Guidelines and Limitations

  • Ensure that the cluster sizes match, that is, migration from a 5-node physical cluster to a 3-node virtual cluster is not supported.

  • Ensure both the clusters are healthy and the new cluster can support the required number of APICs.

  • The infra VLAN configured in the APICs of the new cluster should be the same as the imported configuration. If there is a mismatch, the infra EPG will not be imported.

Procedure


Step 1

In the VMware vCenter GUI, create a DVS under the network folder (use DVS Switch version compatible with the ESXi version). Navigate to Select DataCenter> Actions > New Folder> New Network Folder.

An existing DVS created for VMM domain integration can be used if the discovery protocol used is CDP (not LLDP).

Step 2

(only for layer 2) Disable LLDP on the DVS uplinks (VMware vCenter).

Step 3

Add ESXi hosts. See below for layer 2 and layer 3 details:

  • (for layer 2) Add ESXi hosts to the DVS and map the interfaces connected to the leaf nodes (Uplink1, Uplink2 in VMware vCenter).

  • (for layer 3) Add ESXi hosts to the DVS and map the interfaces connected to the routed IPN.

Step 4

Create InfraPortGroup on DVS. See below for layer 2 and layer 3 details:

  • (for layer 2) Enable trunking with Uplink1 in active and Uplink2 in standby. Enable VLAN 0, inband VLAN, and infra VLAN (Eg: 0, 10, 4093).
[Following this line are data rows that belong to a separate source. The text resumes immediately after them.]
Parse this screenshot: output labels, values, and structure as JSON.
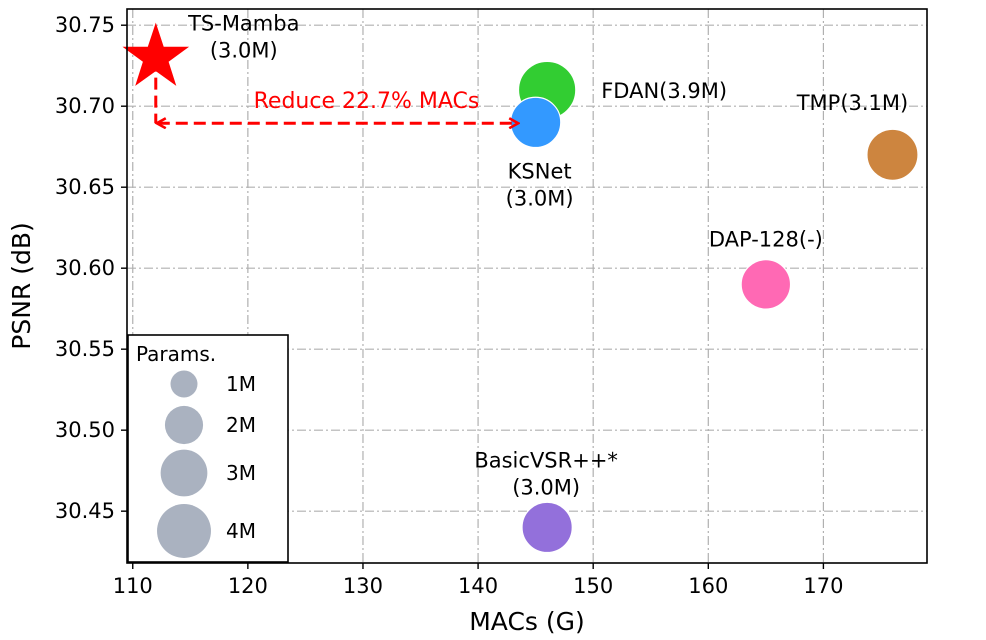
{
  "chart_data": {
    "type": "scatter",
    "title": "",
    "xlabel": "MACs (G)",
    "ylabel": "PSNR (dB)",
    "xlim": [
      109.5,
      179
    ],
    "ylim": [
      30.418,
      30.76
    ],
    "xticks": [
      110,
      120,
      130,
      140,
      150,
      160,
      170
    ],
    "yticks": [
      30.45,
      30.5,
      30.55,
      30.6,
      30.65,
      30.7,
      30.75
    ],
    "ytick_labels": [
      "30.45",
      "30.50",
      "30.55",
      "30.60",
      "30.65",
      "30.70",
      "30.75"
    ],
    "grid": true,
    "points": [
      {
        "name": "TS-Mamba",
        "label_lines": [
          "TS-Mamba",
          "(3.0M)"
        ],
        "x": 112,
        "y": 30.73,
        "params_m": 3.0,
        "color": "#ff0000",
        "marker": "star"
      },
      {
        "name": "FDAN",
        "label_lines": [
          "FDAN(3.9M)"
        ],
        "x": 146,
        "y": 30.71,
        "params_m": 3.9,
        "color": "#32cd32",
        "marker": "circle"
      },
      {
        "name": "KSNet",
        "label_lines": [
          "KSNet",
          "(3.0M)"
        ],
        "x": 145,
        "y": 30.69,
        "params_m": 3.0,
        "color": "#3399ff",
        "marker": "circle"
      },
      {
        "name": "TMP",
        "label_lines": [
          "TMP(3.1M)"
        ],
        "x": 176,
        "y": 30.67,
        "params_m": 3.1,
        "color": "#cd853f",
        "marker": "circle"
      },
      {
        "name": "DAP-128",
        "label_lines": [
          "DAP-128(-)"
        ],
        "x": 165,
        "y": 30.59,
        "params_m": 2.9,
        "color": "#ff69b4",
        "marker": "circle"
      },
      {
        "name": "BasicVSR++*",
        "label_lines": [
          "BasicVSR++*",
          "(3.0M)"
        ],
        "x": 146,
        "y": 30.44,
        "params_m": 3.0,
        "color": "#9370db",
        "marker": "circle"
      }
    ],
    "annotation": {
      "text": "Reduce 22.7% MACs",
      "color": "#ff0000",
      "arrow_from": [
        112,
        30.6895
      ],
      "arrow_to": [
        143.4,
        30.6895
      ],
      "dashed_drop": {
        "x": 112,
        "y_from": 30.73,
        "y_to": 30.6895
      }
    },
    "legend": {
      "title": "Params.",
      "placement": "bottom-left",
      "entries": [
        {
          "label": "1M",
          "params_m": 1
        },
        {
          "label": "2M",
          "params_m": 2
        },
        {
          "label": "3M",
          "params_m": 3
        },
        {
          "label": "4M",
          "params_m": 4
        }
      ],
      "color": "#aab2c0"
    }
  }
}
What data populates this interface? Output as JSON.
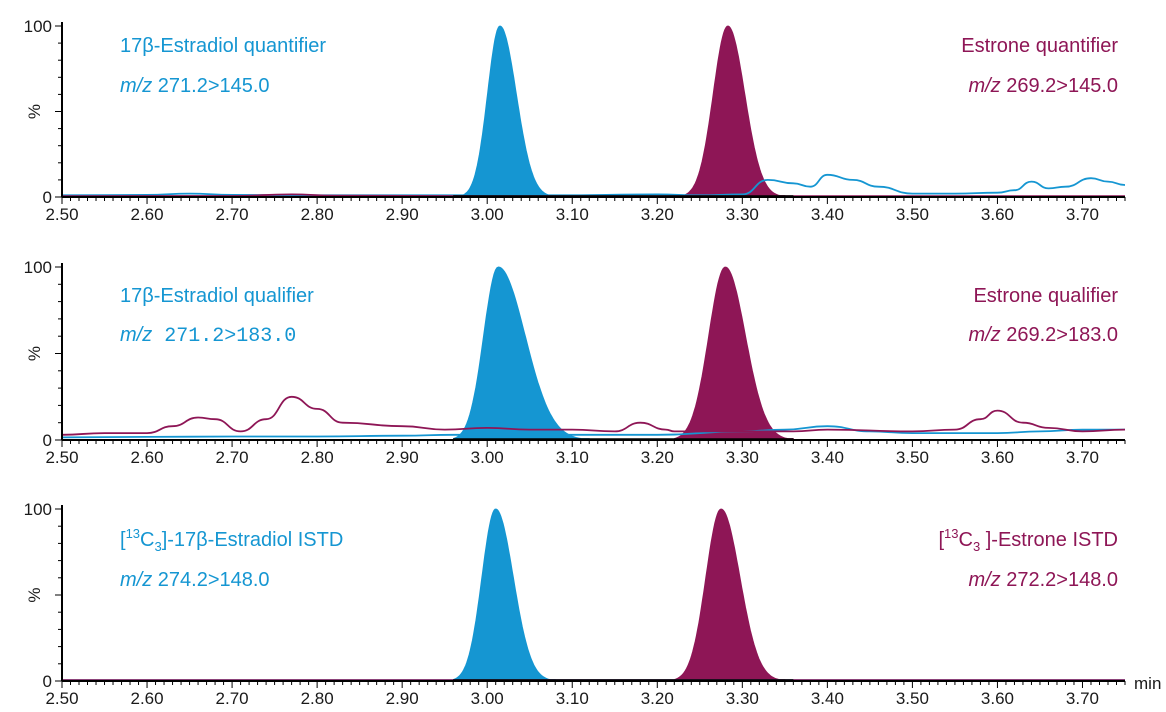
{
  "colors": {
    "estradiol": "#1596d2",
    "estrone": "#8e1656",
    "axis": "#000000"
  },
  "chart_data": [
    {
      "type": "line",
      "xlim": [
        2.5,
        3.75
      ],
      "ylim": [
        0,
        100
      ],
      "ylabel": "%",
      "xlabel": "",
      "grid": false,
      "y_ticks": [
        0,
        100
      ],
      "x_ticks": [
        "2.50",
        "2.60",
        "2.70",
        "2.80",
        "2.90",
        "3.00",
        "3.10",
        "3.20",
        "3.30",
        "3.40",
        "3.50",
        "3.60",
        "3.70"
      ],
      "annotations": [
        {
          "lines": [
            {
              "text": "17β-Estradiol quantifier"
            },
            {
              "prefix": "m/z",
              "text": " 271.2>145.0"
            }
          ],
          "series": "estradiol",
          "align": "left"
        },
        {
          "lines": [
            {
              "text": "Estrone quantifier"
            },
            {
              "prefix": "m/z",
              "text": " 269.2>145.0"
            }
          ],
          "series": "estrone",
          "align": "right"
        }
      ],
      "series": [
        {
          "key": "estradiol",
          "filled_peak": {
            "apex": 3.015,
            "height": 100,
            "start": 2.97,
            "end": 3.08
          },
          "points": [
            [
              2.5,
              1
            ],
            [
              2.6,
              1.2
            ],
            [
              2.65,
              2
            ],
            [
              2.7,
              1.2
            ],
            [
              2.8,
              1
            ],
            [
              2.9,
              1
            ],
            [
              2.97,
              1
            ],
            [
              3.08,
              1
            ],
            [
              3.2,
              1.5
            ],
            [
              3.25,
              1
            ],
            [
              3.3,
              1.5
            ],
            [
              3.33,
              10
            ],
            [
              3.36,
              8
            ],
            [
              3.38,
              6
            ],
            [
              3.4,
              13
            ],
            [
              3.43,
              10
            ],
            [
              3.46,
              6
            ],
            [
              3.5,
              2
            ],
            [
              3.55,
              2
            ],
            [
              3.6,
              2.5
            ],
            [
              3.62,
              4
            ],
            [
              3.64,
              9
            ],
            [
              3.66,
              5
            ],
            [
              3.68,
              6
            ],
            [
              3.71,
              11
            ],
            [
              3.73,
              9
            ],
            [
              3.75,
              7
            ]
          ]
        },
        {
          "key": "estrone",
          "filled_peak": {
            "apex": 3.283,
            "height": 100,
            "start": 3.23,
            "end": 3.35
          },
          "points": [
            [
              2.5,
              0.5
            ],
            [
              2.7,
              0.6
            ],
            [
              2.77,
              1.5
            ],
            [
              2.82,
              0.8
            ],
            [
              3.0,
              0.5
            ],
            [
              3.23,
              0.5
            ],
            [
              3.35,
              0.5
            ],
            [
              3.5,
              0.5
            ],
            [
              3.75,
              0.5
            ]
          ]
        }
      ]
    },
    {
      "type": "line",
      "xlim": [
        2.5,
        3.75
      ],
      "ylim": [
        0,
        100
      ],
      "ylabel": "%",
      "xlabel": "",
      "grid": false,
      "y_ticks": [
        0,
        100
      ],
      "x_ticks": [
        "2.50",
        "2.60",
        "2.70",
        "2.80",
        "2.90",
        "3.00",
        "3.10",
        "3.20",
        "3.30",
        "3.40",
        "3.50",
        "3.60",
        "3.70"
      ],
      "annotations": [
        {
          "lines": [
            {
              "text": "17β-Estradiol qualifier"
            },
            {
              "prefix": "m/z",
              "text": " 271.2>183.0",
              "mono": true
            }
          ],
          "series": "estradiol",
          "align": "left"
        },
        {
          "lines": [
            {
              "text": "Estrone qualifier"
            },
            {
              "prefix": "m/z",
              "text": " 269.2>183.0"
            }
          ],
          "series": "estrone",
          "align": "right"
        }
      ],
      "series": [
        {
          "key": "estradiol",
          "filled_peak": {
            "apex": 3.013,
            "height": 100,
            "start": 2.96,
            "end": 3.12
          },
          "points": [
            [
              2.5,
              1.5
            ],
            [
              2.6,
              1.8
            ],
            [
              2.7,
              2
            ],
            [
              2.8,
              2
            ],
            [
              2.9,
              2.5
            ],
            [
              2.96,
              3
            ],
            [
              3.12,
              3
            ],
            [
              3.2,
              3
            ],
            [
              3.3,
              5
            ],
            [
              3.35,
              6
            ],
            [
              3.4,
              8
            ],
            [
              3.45,
              5
            ],
            [
              3.5,
              4
            ],
            [
              3.6,
              4
            ],
            [
              3.65,
              5
            ],
            [
              3.7,
              6
            ],
            [
              3.75,
              6
            ]
          ]
        },
        {
          "key": "estrone",
          "filled_peak": {
            "apex": 3.28,
            "height": 100,
            "start": 3.22,
            "end": 3.36
          },
          "points": [
            [
              2.5,
              3
            ],
            [
              2.55,
              4
            ],
            [
              2.6,
              4
            ],
            [
              2.63,
              8
            ],
            [
              2.66,
              13
            ],
            [
              2.68,
              12
            ],
            [
              2.71,
              5
            ],
            [
              2.74,
              12
            ],
            [
              2.77,
              25
            ],
            [
              2.8,
              18
            ],
            [
              2.83,
              10
            ],
            [
              2.9,
              8
            ],
            [
              2.95,
              6
            ],
            [
              3.0,
              7
            ],
            [
              3.05,
              6
            ],
            [
              3.1,
              6
            ],
            [
              3.15,
              5
            ],
            [
              3.18,
              10
            ],
            [
              3.21,
              6
            ],
            [
              3.22,
              5
            ],
            [
              3.36,
              5
            ],
            [
              3.4,
              6
            ],
            [
              3.5,
              5
            ],
            [
              3.55,
              6
            ],
            [
              3.58,
              12
            ],
            [
              3.6,
              17
            ],
            [
              3.63,
              10
            ],
            [
              3.66,
              7
            ],
            [
              3.7,
              5
            ],
            [
              3.75,
              6
            ]
          ]
        }
      ]
    },
    {
      "type": "line",
      "xlim": [
        2.5,
        3.75
      ],
      "ylim": [
        0,
        100
      ],
      "ylabel": "%",
      "xlabel": "min",
      "grid": false,
      "y_ticks": [
        0,
        100
      ],
      "x_ticks": [
        "2.50",
        "2.60",
        "2.70",
        "2.80",
        "2.90",
        "3.00",
        "3.10",
        "3.20",
        "3.30",
        "3.40",
        "3.50",
        "3.60",
        "3.70"
      ],
      "annotations": [
        {
          "lines": [
            {
              "text": "[13C3]-17β-Estradiol ISTD",
              "label": "istd"
            },
            {
              "prefix": "m/z",
              "text": " 274.2>148.0"
            }
          ],
          "series": "estradiol",
          "align": "left"
        },
        {
          "lines": [
            {
              "text": "[13C3 ]-Estrone ISTD",
              "label": "istd"
            },
            {
              "prefix": "m/z",
              "text": " 272.2>148.0"
            }
          ],
          "series": "estrone",
          "align": "right"
        }
      ],
      "series": [
        {
          "key": "estradiol",
          "filled_peak": {
            "apex": 3.01,
            "height": 100,
            "start": 2.96,
            "end": 3.08
          },
          "points": [
            [
              2.5,
              0.5
            ],
            [
              3.2,
              0.5
            ],
            [
              3.5,
              0.5
            ],
            [
              3.75,
              0.5
            ]
          ]
        },
        {
          "key": "estrone",
          "filled_peak": {
            "apex": 3.275,
            "height": 100,
            "start": 3.22,
            "end": 3.35
          },
          "points": [
            [
              2.5,
              0.5
            ],
            [
              3.0,
              0.5
            ],
            [
              3.5,
              0.5
            ],
            [
              3.75,
              0.5
            ]
          ]
        }
      ]
    }
  ]
}
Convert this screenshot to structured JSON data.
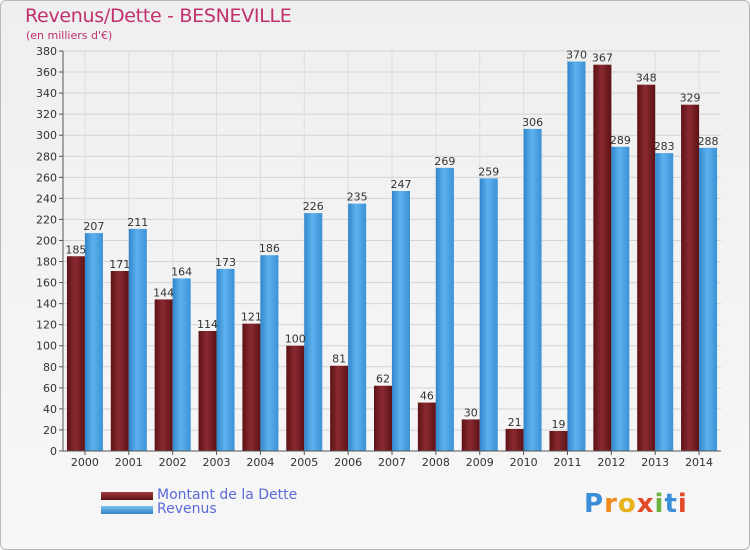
{
  "header": {
    "title": "Revenus/Dette - BESNEVILLE",
    "subtitle": "(en milliers d'€)"
  },
  "logo": {
    "text": "Proxiti",
    "letters": [
      "P",
      "r",
      "o",
      "x",
      "i",
      "t",
      "i"
    ],
    "colors": [
      "#3a8fd8",
      "#f08a1c",
      "#e8b21c",
      "#e24a2a",
      "#6db33f",
      "#3a8fd8",
      "#e24a2a"
    ]
  },
  "colors": {
    "dette": "#7a1e22",
    "revenus": "#4ea5e6",
    "title": "#c0306e",
    "legend_text": "#5b6bd6"
  },
  "legend": [
    {
      "name": "Montant de la Dette",
      "color": "#7a1e22"
    },
    {
      "name": "Revenus",
      "color": "#4ea5e6"
    }
  ],
  "chart_data": {
    "type": "bar",
    "title": "Revenus/Dette - BESNEVILLE",
    "subtitle": "(en milliers d'€)",
    "categories": [
      "2000",
      "2001",
      "2002",
      "2003",
      "2004",
      "2005",
      "2006",
      "2007",
      "2008",
      "2009",
      "2010",
      "2011",
      "2012",
      "2013",
      "2014"
    ],
    "series": [
      {
        "name": "Montant de la Dette",
        "values": [
          185,
          171,
          144,
          114,
          121,
          100,
          81,
          62,
          46,
          30,
          21,
          19,
          367,
          348,
          329
        ]
      },
      {
        "name": "Revenus",
        "values": [
          207,
          211,
          164,
          173,
          186,
          226,
          235,
          247,
          269,
          259,
          306,
          370,
          289,
          283,
          288
        ]
      }
    ],
    "ylim": [
      0,
      380
    ],
    "ytick_step": 20,
    "grid": true,
    "legend_position": "bottom-left"
  }
}
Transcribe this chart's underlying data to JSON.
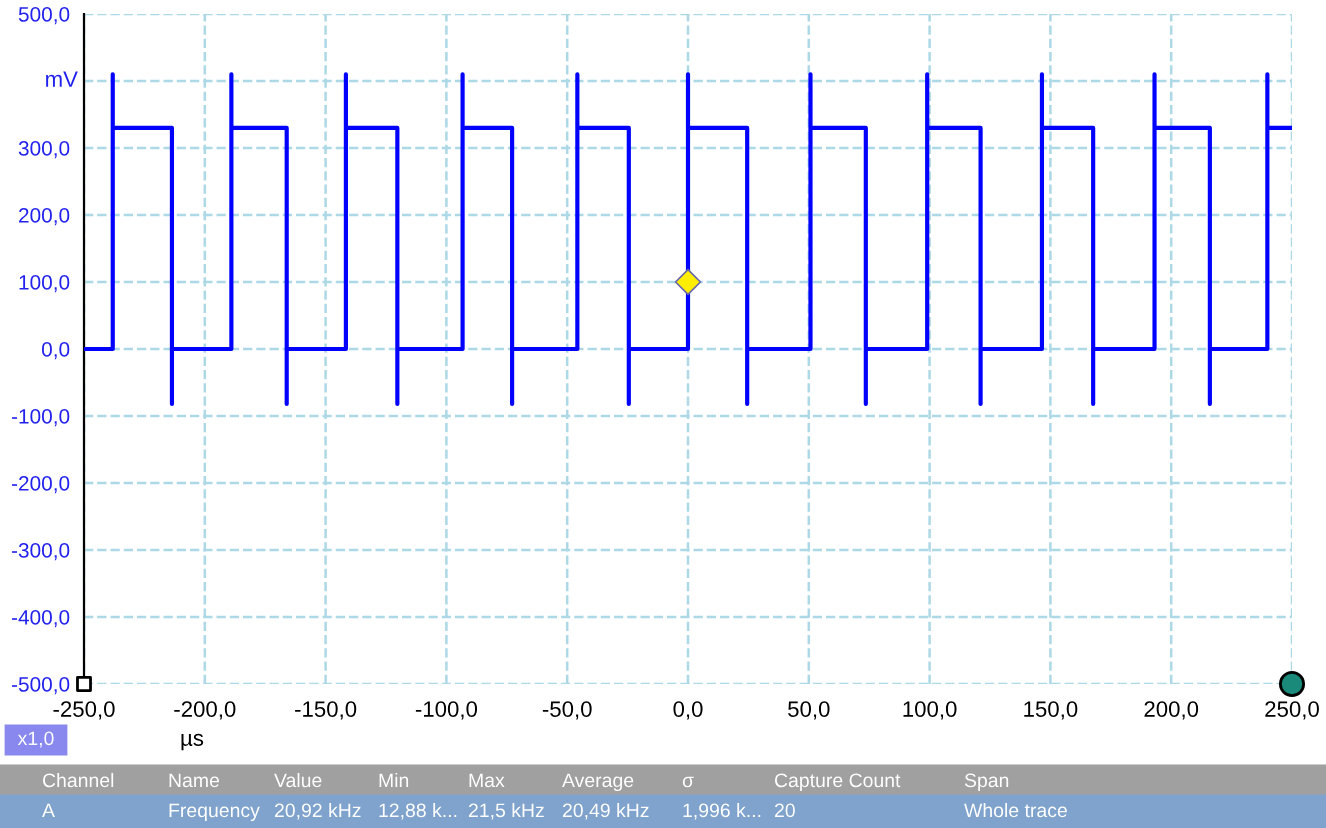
{
  "chart_data": {
    "type": "line",
    "xlabel": "µs",
    "ylabel": "mV",
    "series": [
      {
        "color": "#0000ff",
        "x": [
          -250,
          -238.1,
          -238.1,
          -238.1,
          -213.6,
          -213.6,
          -213.6,
          -189.0,
          -189.0,
          -189.0,
          -166.1,
          -166.1,
          -166.1,
          -141.6,
          -141.6,
          -141.6,
          -120.3,
          -120.3,
          -120.3,
          -93.3,
          -93.3,
          -93.3,
          -72.8,
          -72.8,
          -72.8,
          -45.8,
          -45.8,
          -45.8,
          -24.5,
          -24.5,
          -24.5,
          0,
          0,
          0,
          24.5,
          24.5,
          24.5,
          50.7,
          50.7,
          50.7,
          73.6,
          73.6,
          73.6,
          99.0,
          99.0,
          99.0,
          121.1,
          121.1,
          121.1,
          146.5,
          146.5,
          146.5,
          167.7,
          167.7,
          167.7,
          193.1,
          193.1,
          193.1,
          216.0,
          216.0,
          216.0,
          239.8,
          239.8,
          239.8,
          250
        ],
        "values": [
          0,
          0,
          410,
          330,
          330,
          -82,
          0,
          0,
          410,
          330,
          330,
          -82,
          0,
          0,
          410,
          330,
          330,
          -82,
          0,
          0,
          410,
          330,
          330,
          -82,
          0,
          0,
          410,
          330,
          330,
          -82,
          0,
          0,
          410,
          330,
          330,
          -82,
          0,
          0,
          410,
          330,
          330,
          -82,
          0,
          0,
          410,
          330,
          330,
          -82,
          0,
          0,
          410,
          330,
          330,
          -82,
          0,
          0,
          410,
          330,
          330,
          -82,
          0,
          0,
          410,
          330,
          330
        ]
      },
      {
        "type": "scatter",
        "color": "#ffee00",
        "marker": "diamond",
        "x": [
          0
        ],
        "values": [
          100
        ]
      }
    ],
    "xlim": [
      -250,
      250
    ],
    "ylim": [
      -500,
      500
    ],
    "xticks": [
      {
        "value": -250,
        "label": "-250,0"
      },
      {
        "value": -200,
        "label": "-200,0"
      },
      {
        "value": -150,
        "label": "-150,0"
      },
      {
        "value": -100,
        "label": "-100,0"
      },
      {
        "value": -50,
        "label": "-50,0"
      },
      {
        "value": 0,
        "label": "0,0"
      },
      {
        "value": 50,
        "label": "50,0"
      },
      {
        "value": 100,
        "label": "100,0"
      },
      {
        "value": 150,
        "label": "150,0"
      },
      {
        "value": 200,
        "label": "200,0"
      },
      {
        "value": 250,
        "label": "250,0"
      }
    ],
    "yticks": [
      {
        "value": -500,
        "label": "-500,0"
      },
      {
        "value": -400,
        "label": "-400,0"
      },
      {
        "value": -300,
        "label": "-300,0"
      },
      {
        "value": -200,
        "label": "-200,0"
      },
      {
        "value": -100,
        "label": "-100,0"
      },
      {
        "value": 0,
        "label": "0,0"
      },
      {
        "value": 100,
        "label": "100,0"
      },
      {
        "value": 200,
        "label": "200,0"
      },
      {
        "value": 300,
        "label": "300,0"
      },
      {
        "value": 400,
        "label": null
      },
      {
        "value": 500,
        "label": "500,0"
      }
    ],
    "grid": true,
    "line_style": "solid",
    "annotations": [
      "x1,0",
      "Channel",
      "Name",
      "Value",
      "Min",
      "Max",
      "Average",
      "σ",
      "Capture Count",
      "Span",
      "A",
      "Frequency",
      "20,92 kHz",
      "12,88 k...",
      "21,5 kHz",
      "20,49 kHz",
      "1,996 k...",
      "20",
      "Whole trace"
    ]
  }
}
  • (for layer 3) Enable trunking and set the VLAN range to include inband, interface VLAN used for connecting IPN.

Step 5

Deploy virtual APIC VMs in the ESXi hosts. Use the same IP addresses as the physical APIC nodes and select the OOB and infra port groups, accordingly.

Step 6

Power on the virtual APIC VMs. After the VMs are up, proceed to the APIC Cluster Bringup GUI. See the detailed Bringing up the Cisco APIC Cluster Using the GUI procedure in the Cisco APIC Getting Started Guide.

Step 7

Import the configuration to APIC 1 and verify all fabric nodes are discovered with status Active.

Navigate to Fabric > Inventory > Fabric Membership. In the Registered Nodes tab, check if all the fabric nodes are in Active state.

Step 8

Verify APIC 2 ( to N , where N is the cluster size) joins the cluster and the cluster is healthy.

Navigate to System > Dashboard . In the Controller Status pane (bottom right), the Health State column should display Fully fit .


What to do next

Traffic verification:

  1. Check Operations Dashboard on the Cisco APIC GUI, and see the programmed policies.

  2. Check for any faults. Navigate to System > Faults.